Jenny This · Ständerat · 2003-06-18
Jenny This · Ständerat · Glarus · Fraktion der Schweizerischen Volkspartei · 2003-06-18
Wortprotokoll
Ich danke dem Bundesrat für die speditive Beantwortung der Motion. Ich bin mit der Umwandlung der Motion in ein Postulat einverstanden. Zu meinen Interessenbindungen: Ich bin weder Turnierreiter noch Pferdezüchter oder gar ehemaliger Kavallerieoffizier. Da sich Tiere aber sehr schlecht wehren können, braucht es Gruppen, die ihre Interessen wahrnehmen. Am einfachsten geht das, wie überall, wenn immer möglich über den Geldbeutel. Das ist leider auch hier die effizienteste Methode.
Was will ich mit meiner Motion? Ich will niemandem etwas wegnehmen, noch will ich bestimmte Gruppen schikanieren oder gar bevormunden. Ich will lediglich erreichen, dass bei nichttierschutzkonformer Haltung keine öffentlichen Beiträge ausbezahlt werden. In der Schweiz wird leider immer noch vielen Pferden weder ausreichende Bewegung noch ausreichender Kontakt zu Artgenossen ermöglicht. Die Tiere werden oft einzeln gehalten, können ihren Stammplatz während Tagen nicht verlassen und werden teilweise sogar noch angebunden gehalten. Das ist die traurige Wahrheit und eindeutig tierschutzwidrig. Dass an solche Pferdehalter sogar noch öffentliche Beiträge ausbezahlt werden, ist stossend und unbefriedigend. Bei allen anderen Nutztieren ist dies nämlich nicht der Fall. Wieso sind denn ausgerechnet für die Pferde in der Tierschutzgesetzgebung keine entsprechenden Angaben vorhanden? Auch bei kantonalen Veterinärämtern fehlen taugliche Vollzugsinstrumente, da für jeden Fall zuerst ein rechtsgültiger Entscheid vorliegen muss, und in der Praxis ist das nicht durchführbar. Wenn Tierhalter mit tierschutzwidriger Haltung von öffentlichen Geldern profitieren, widerspricht dies sowohl den Interessen der Steuerzahler und der Konsumenten als auch dem Willen des Gesetzgebers. [PAGE 662]

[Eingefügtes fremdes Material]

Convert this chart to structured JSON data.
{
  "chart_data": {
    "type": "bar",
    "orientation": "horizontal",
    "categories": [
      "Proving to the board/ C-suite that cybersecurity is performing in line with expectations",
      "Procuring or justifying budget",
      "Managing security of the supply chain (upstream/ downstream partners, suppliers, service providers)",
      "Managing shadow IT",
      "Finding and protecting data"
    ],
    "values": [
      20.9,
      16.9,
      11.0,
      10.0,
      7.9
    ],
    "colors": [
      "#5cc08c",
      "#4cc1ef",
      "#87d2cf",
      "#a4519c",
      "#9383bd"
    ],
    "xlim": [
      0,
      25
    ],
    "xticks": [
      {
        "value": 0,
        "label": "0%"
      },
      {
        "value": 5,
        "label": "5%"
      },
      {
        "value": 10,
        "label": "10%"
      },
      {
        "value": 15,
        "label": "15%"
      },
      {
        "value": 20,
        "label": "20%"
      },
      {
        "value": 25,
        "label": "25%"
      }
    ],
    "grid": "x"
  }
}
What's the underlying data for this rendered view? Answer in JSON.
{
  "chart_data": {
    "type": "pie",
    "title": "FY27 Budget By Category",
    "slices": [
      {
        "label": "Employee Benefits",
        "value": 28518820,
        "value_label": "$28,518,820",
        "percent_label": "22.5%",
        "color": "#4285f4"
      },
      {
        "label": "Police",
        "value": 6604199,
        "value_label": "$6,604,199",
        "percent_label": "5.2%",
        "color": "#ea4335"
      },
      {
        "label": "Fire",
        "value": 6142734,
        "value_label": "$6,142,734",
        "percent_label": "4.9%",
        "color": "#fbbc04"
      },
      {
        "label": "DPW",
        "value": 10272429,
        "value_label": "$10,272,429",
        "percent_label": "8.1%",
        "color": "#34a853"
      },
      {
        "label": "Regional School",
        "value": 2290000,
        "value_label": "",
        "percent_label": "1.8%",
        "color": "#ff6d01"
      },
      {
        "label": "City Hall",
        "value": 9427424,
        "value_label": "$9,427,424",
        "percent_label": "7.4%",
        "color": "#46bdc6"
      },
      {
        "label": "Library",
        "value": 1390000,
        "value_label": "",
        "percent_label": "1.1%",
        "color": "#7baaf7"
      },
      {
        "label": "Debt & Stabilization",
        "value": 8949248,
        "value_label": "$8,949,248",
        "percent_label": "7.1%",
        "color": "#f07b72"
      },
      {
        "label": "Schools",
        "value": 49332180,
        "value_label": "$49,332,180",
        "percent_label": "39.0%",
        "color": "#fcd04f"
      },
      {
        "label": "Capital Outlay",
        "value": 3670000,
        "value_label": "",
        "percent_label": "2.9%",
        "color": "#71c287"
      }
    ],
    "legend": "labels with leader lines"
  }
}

Der Bundesrat schreibt in seiner Stellungnahme zu Recht, die meisten Pferde seien keine landwirtschaftlichen Nutztiere im eigentlichen Sinne und all diese wären von meiner Motion nicht betroffen. Eine tiergerechte Haltung sei am effizientesten durch klare, umsetzbare und verbindliche Vorschriften in der Tierschutzverordnung und einen korrekten Vollzug zu erreichen. Herr Bundesrat, dem gilt es gar nichts, rein gar nichts beizufügen, nur muss dies bei der Revision des Tierschutzgesetzes auch durchgesetzt werden, das ist wichtig. In Ihrer Stellungnahme zuhanden des Parlamentes schreiben Sie weiter: "Im Rahmen der entsprechenden Revision der Tierschutzverordnung ist geplant, Vorschriften für die Haltung von Pferden, Ponys, Eseln, Maultieren und Mauleseln zu erlassen. Die bestehenden Rechtslücken werden damit geschlossen, und die Haltung von Pferden kann bezüglich der Direktzahlungen gleich behandelt werden wie diejenige der übrigen landwirtschaftlichen Nutztiere." Einverstanden! Damit sind meine Anliegen grundsätzlich berücksichtigt, nur sollte das Wort "geplant" durch eine verbindlichere und griffige Formulierung ersetzt werden, aber wenn das durchgesetzt wird, bin ich zufrieden.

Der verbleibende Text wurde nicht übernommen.